POUVOIR JUDICIAIRE
A/1826/02 ATAS/538/2004
ARRET
DU TRIBUNAL CANTONAL DES
ASSURANCES SOCIALES
4ème chambre
du 7 juillet 2004
En la cause
Madame M__________,
recourante
contre
CAISSE CANTONALE GENEVOISE DE COMPENSATION, Rte de Chêne 54, 1211 Genève 29.
intimée
EN FAIT
Madame M__________, née le mai 1960, est au bénéfice d’une rente de l’assurance-invalidité ainsi que d’une rente d’invalidité - d’un montant de 2'371 fr. 60 en 1999 - versée par la Caisse de prévoyance du personnel enseignant de l’instruction publique et des fonctionnaires de l’administration du canton de Genève (ci-après la CIA). A cette date, elle percevait également une rente d’enfant d’invalide versée par la CIA pour sa fille, M__________, née le décembre 1984, d’un montant de 624 fr. 40 (pièce 2, fourre CCGC).
En tant que personne sans activité lucrative, l’intéressée est assurée auprès de la Caisse cantonale genevoise de compensation (ci-après la CCGC).

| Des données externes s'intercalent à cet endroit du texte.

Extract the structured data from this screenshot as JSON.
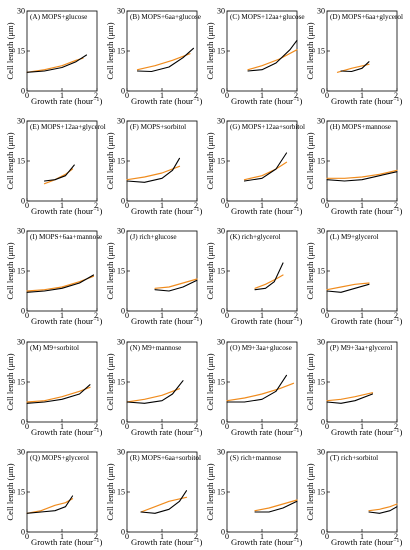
{
  "figure": {
    "line_colors": {
      "black_curve": "#000000",
      "orange_curve": "#f08c1e"
    },
    "y_axis_ticks": [
      "0",
      "15",
      "30"
    ],
    "x_axis_ticks": [
      "0",
      "1",
      "2"
    ],
    "y_axis_label": "Cell length (μm)",
    "x_axis_label": "Growth rate (hour",
    "x_axis_label_exponent": "−1",
    "x_axis_label_suffix": ")"
  },
  "chart_data": [
    {
      "title": "(A) MOPS+glucose",
      "type": "line",
      "xlim": [
        0,
        2
      ],
      "ylim": [
        0,
        30
      ],
      "series": [
        {
          "color": "#000000",
          "x": [
            0,
            0.5,
            1.0,
            1.4,
            1.7
          ],
          "y": [
            7,
            7.5,
            8.8,
            11.0,
            13.5
          ]
        },
        {
          "color": "#f08c1e",
          "x": [
            0,
            0.5,
            1.0,
            1.4,
            1.6
          ],
          "y": [
            7,
            8.0,
            9.5,
            11.5,
            12.3
          ]
        }
      ]
    },
    {
      "title": "(B) MOPS+6aa+glucose",
      "type": "line",
      "xlim": [
        0,
        2
      ],
      "ylim": [
        0,
        30
      ],
      "series": [
        {
          "color": "#000000",
          "x": [
            0.3,
            0.7,
            1.2,
            1.6,
            1.9
          ],
          "y": [
            7.5,
            7.3,
            9.0,
            12.5,
            16.0
          ]
        },
        {
          "color": "#f08c1e",
          "x": [
            0.3,
            0.8,
            1.3,
            1.8
          ],
          "y": [
            8.0,
            9.5,
            11.5,
            14.0
          ]
        }
      ]
    },
    {
      "title": "(C) MOPS+12aa+glucose",
      "type": "line",
      "xlim": [
        0,
        2
      ],
      "ylim": [
        0,
        30
      ],
      "series": [
        {
          "color": "#000000",
          "x": [
            0.6,
            1.0,
            1.4,
            1.8,
            2.0
          ],
          "y": [
            7.5,
            8.0,
            10.5,
            15.5,
            19.0
          ]
        },
        {
          "color": "#f08c1e",
          "x": [
            0.6,
            1.0,
            1.5,
            2.0
          ],
          "y": [
            8.0,
            9.5,
            12.0,
            15.5
          ]
        }
      ]
    },
    {
      "title": "(D) MOPS+6aa+glycerol",
      "type": "line",
      "xlim": [
        0,
        2
      ],
      "ylim": [
        0,
        30
      ],
      "series": [
        {
          "color": "#000000",
          "x": [
            0.4,
            0.7,
            1.0,
            1.2
          ],
          "y": [
            7.5,
            7.3,
            8.5,
            11.0
          ]
        },
        {
          "color": "#f08c1e",
          "x": [
            0.3,
            0.7,
            1.2
          ],
          "y": [
            7.0,
            8.5,
            10.0
          ]
        }
      ]
    },
    {
      "title": "(E) MOPS+12aa+glycerol",
      "type": "line",
      "xlim": [
        0,
        2
      ],
      "ylim": [
        0,
        30
      ],
      "series": [
        {
          "color": "#000000",
          "x": [
            0.5,
            0.8,
            1.1,
            1.35
          ],
          "y": [
            7.5,
            8.0,
            9.5,
            13.5
          ]
        },
        {
          "color": "#f08c1e",
          "x": [
            0.5,
            0.8,
            1.1,
            1.3
          ],
          "y": [
            6.5,
            8.0,
            10.0,
            12.0
          ]
        }
      ]
    },
    {
      "title": "(F) MOPS+sorbitol",
      "type": "line",
      "xlim": [
        0,
        2
      ],
      "ylim": [
        0,
        30
      ],
      "series": [
        {
          "color": "#000000",
          "x": [
            0,
            0.5,
            1.0,
            1.3,
            1.5
          ],
          "y": [
            7.5,
            7.0,
            8.5,
            11.5,
            16.0
          ]
        },
        {
          "color": "#f08c1e",
          "x": [
            0,
            0.5,
            1.0,
            1.5
          ],
          "y": [
            8.0,
            9.0,
            10.5,
            13.0
          ]
        }
      ]
    },
    {
      "title": "(G) MOPS+12aa+sorbitol",
      "type": "line",
      "xlim": [
        0,
        2
      ],
      "ylim": [
        0,
        30
      ],
      "series": [
        {
          "color": "#000000",
          "x": [
            0.5,
            1.0,
            1.4,
            1.7
          ],
          "y": [
            7.5,
            8.5,
            12.0,
            18.0
          ]
        },
        {
          "color": "#f08c1e",
          "x": [
            0.5,
            1.0,
            1.4,
            1.7
          ],
          "y": [
            8.0,
            9.5,
            12.0,
            14.5
          ]
        }
      ]
    },
    {
      "title": "(H) MOPS+mannose",
      "type": "line",
      "xlim": [
        0,
        2
      ],
      "ylim": [
        0,
        30
      ],
      "series": [
        {
          "color": "#000000",
          "x": [
            0,
            0.5,
            1.0,
            1.5,
            2.0
          ],
          "y": [
            8.0,
            7.5,
            8.0,
            9.5,
            11.0
          ]
        },
        {
          "color": "#f08c1e",
          "x": [
            0,
            0.5,
            1.0,
            1.5,
            2.0
          ],
          "y": [
            8.5,
            8.5,
            9.0,
            10.0,
            11.5
          ]
        }
      ]
    },
    {
      "title": "(I) MOPS+6aa+mannose",
      "type": "line",
      "xlim": [
        0,
        2
      ],
      "ylim": [
        0,
        30
      ],
      "series": [
        {
          "color": "#000000",
          "x": [
            0,
            0.5,
            1.0,
            1.5,
            1.9
          ],
          "y": [
            7.0,
            7.5,
            8.5,
            10.5,
            13.5
          ]
        },
        {
          "color": "#f08c1e",
          "x": [
            0,
            0.5,
            1.0,
            1.5,
            1.9
          ],
          "y": [
            7.5,
            8.0,
            9.0,
            11.0,
            13.0
          ]
        }
      ]
    },
    {
      "title": "(J) rich+glucose",
      "type": "line",
      "xlim": [
        0,
        2
      ],
      "ylim": [
        0,
        30
      ],
      "series": [
        {
          "color": "#000000",
          "x": [
            0.8,
            1.2,
            1.6,
            2.0
          ],
          "y": [
            8.0,
            7.5,
            9.0,
            11.5
          ]
        },
        {
          "color": "#f08c1e",
          "x": [
            0.8,
            1.2,
            1.6,
            2.0
          ],
          "y": [
            8.5,
            9.0,
            10.5,
            12.0
          ]
        }
      ]
    },
    {
      "title": "(K) rich+glycerol",
      "type": "line",
      "xlim": [
        0,
        2
      ],
      "ylim": [
        0,
        30
      ],
      "series": [
        {
          "color": "#000000",
          "x": [
            0.8,
            1.1,
            1.35,
            1.6
          ],
          "y": [
            8.0,
            8.5,
            11.0,
            18.0
          ]
        },
        {
          "color": "#f08c1e",
          "x": [
            0.8,
            1.1,
            1.4,
            1.6
          ],
          "y": [
            8.5,
            10.0,
            12.0,
            13.5
          ]
        }
      ]
    },
    {
      "title": "(L) M9+glycerol",
      "type": "line",
      "xlim": [
        0,
        2
      ],
      "ylim": [
        0,
        30
      ],
      "series": [
        {
          "color": "#000000",
          "x": [
            0,
            0.4,
            0.8,
            1.2
          ],
          "y": [
            7.5,
            7.0,
            8.5,
            10.0
          ]
        },
        {
          "color": "#f08c1e",
          "x": [
            0,
            0.4,
            0.8,
            1.2
          ],
          "y": [
            8.0,
            9.0,
            10.0,
            10.5
          ]
        }
      ]
    },
    {
      "title": "(M) M9+sorbitol",
      "type": "line",
      "xlim": [
        0,
        2
      ],
      "ylim": [
        0,
        30
      ],
      "series": [
        {
          "color": "#000000",
          "x": [
            0,
            0.5,
            1.0,
            1.5,
            1.8
          ],
          "y": [
            7.0,
            7.5,
            8.5,
            10.5,
            14.0
          ]
        },
        {
          "color": "#f08c1e",
          "x": [
            0,
            0.5,
            1.0,
            1.5,
            1.8
          ],
          "y": [
            7.5,
            8.0,
            9.5,
            11.5,
            13.0
          ]
        }
      ]
    },
    {
      "title": "(N) M9+mannose",
      "type": "line",
      "xlim": [
        0,
        2
      ],
      "ylim": [
        0,
        30
      ],
      "series": [
        {
          "color": "#000000",
          "x": [
            0,
            0.5,
            1.0,
            1.3,
            1.6
          ],
          "y": [
            7.5,
            7.0,
            8.0,
            10.5,
            15.5
          ]
        },
        {
          "color": "#f08c1e",
          "x": [
            0,
            0.5,
            1.0,
            1.5
          ],
          "y": [
            7.5,
            8.5,
            10.0,
            12.5
          ]
        }
      ]
    },
    {
      "title": "(O) M9+3aa+glucose",
      "type": "line",
      "xlim": [
        0,
        2
      ],
      "ylim": [
        0,
        30
      ],
      "series": [
        {
          "color": "#000000",
          "x": [
            0,
            0.5,
            1.0,
            1.4,
            1.7
          ],
          "y": [
            7.5,
            7.5,
            8.5,
            11.5,
            17.5
          ]
        },
        {
          "color": "#f08c1e",
          "x": [
            0,
            0.5,
            1.0,
            1.5,
            1.9
          ],
          "y": [
            8.0,
            9.0,
            10.5,
            12.5,
            14.5
          ]
        }
      ]
    },
    {
      "title": "(P) M9+3aa+glycerol",
      "type": "line",
      "xlim": [
        0,
        2
      ],
      "ylim": [
        0,
        30
      ],
      "series": [
        {
          "color": "#000000",
          "x": [
            0,
            0.4,
            0.8,
            1.3
          ],
          "y": [
            7.5,
            7.0,
            8.0,
            10.5
          ]
        },
        {
          "color": "#f08c1e",
          "x": [
            0,
            0.4,
            0.8,
            1.3
          ],
          "y": [
            8.0,
            8.5,
            9.5,
            11.0
          ]
        }
      ]
    },
    {
      "title": "(Q) MOPS+glycerol",
      "type": "line",
      "xlim": [
        0,
        2
      ],
      "ylim": [
        0,
        30
      ],
      "series": [
        {
          "color": "#000000",
          "x": [
            0,
            0.4,
            0.8,
            1.1,
            1.3
          ],
          "y": [
            7.0,
            7.5,
            8.0,
            9.5,
            13.5
          ]
        },
        {
          "color": "#f08c1e",
          "x": [
            0,
            0.4,
            0.8,
            1.1,
            1.3
          ],
          "y": [
            7.0,
            8.0,
            10.0,
            11.0,
            12.5
          ]
        }
      ]
    },
    {
      "title": "(R) MOPS+6aa+sorbitol",
      "type": "line",
      "xlim": [
        0,
        2
      ],
      "ylim": [
        0,
        30
      ],
      "series": [
        {
          "color": "#000000",
          "x": [
            0.4,
            0.8,
            1.2,
            1.5,
            1.7
          ],
          "y": [
            7.5,
            7.0,
            8.5,
            11.5,
            15.5
          ]
        },
        {
          "color": "#f08c1e",
          "x": [
            0.4,
            0.8,
            1.2,
            1.7
          ],
          "y": [
            7.5,
            9.5,
            11.5,
            13.0
          ]
        }
      ]
    },
    {
      "title": "(S) rich+mannose",
      "type": "line",
      "xlim": [
        0,
        2
      ],
      "ylim": [
        0,
        30
      ],
      "series": [
        {
          "color": "#000000",
          "x": [
            0.8,
            1.2,
            1.6,
            2.0
          ],
          "y": [
            7.5,
            7.5,
            9.0,
            11.5
          ]
        },
        {
          "color": "#f08c1e",
          "x": [
            0.8,
            1.2,
            1.6,
            2.0
          ],
          "y": [
            8.0,
            9.0,
            10.5,
            12.0
          ]
        }
      ]
    },
    {
      "title": "(T) rich+sorbitol",
      "type": "line",
      "xlim": [
        0,
        2
      ],
      "ylim": [
        0,
        30
      ],
      "series": [
        {
          "color": "#000000",
          "x": [
            1.2,
            1.5,
            1.8,
            2.0
          ],
          "y": [
            7.5,
            7.0,
            8.0,
            9.5
          ]
        },
        {
          "color": "#f08c1e",
          "x": [
            1.2,
            1.5,
            1.8,
            2.0
          ],
          "y": [
            8.0,
            8.5,
            9.5,
            10.5
          ]
        }
      ]
    }
  ]
}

Par décision du 8 novembre 2002, la CCGC lui a réclamé un montant de 1'453 fr. 60 à titre de cotisations de l’assurance-vieillesse et survivants, d’invalidité et perte de gain (ci-après cotisations AVS/AI/APG) pour la période de janvier à décembre 2000. Le calcul des cotisations était basé sur un montant de 756'453 fr., représentant la somme d’une fortune de 31'733 fr. au 1er janvier 1999 et d’un revenu moyen 1997-1998 sous forme de rente de 36'236 fr. multiplié par vingt conformément aux dispositions légales, soit 724'720 fr.
Par courrier du 6 décembre 2002, l’assurée a interjeté recours contre cette décision en expliquant que la fortune indiquée ne lui appartenait pas, mais qu’elle était à sa fille, à présent majeure et disposant de cette somme. Quant au montant déterminant de 756'453 fr. sur lequel était fondé le calcul des cotisations, elle ne comprenait pas d’où il provenait.
Le 27 décembre 2002, la recourante a produit les décisions de cotisations AVS/AI/APG pour les années 1997 à 1999, toutes datées du 17 mars 2000, ainsi que la décision litigieuse de la CCGC du 8 novembre 2002.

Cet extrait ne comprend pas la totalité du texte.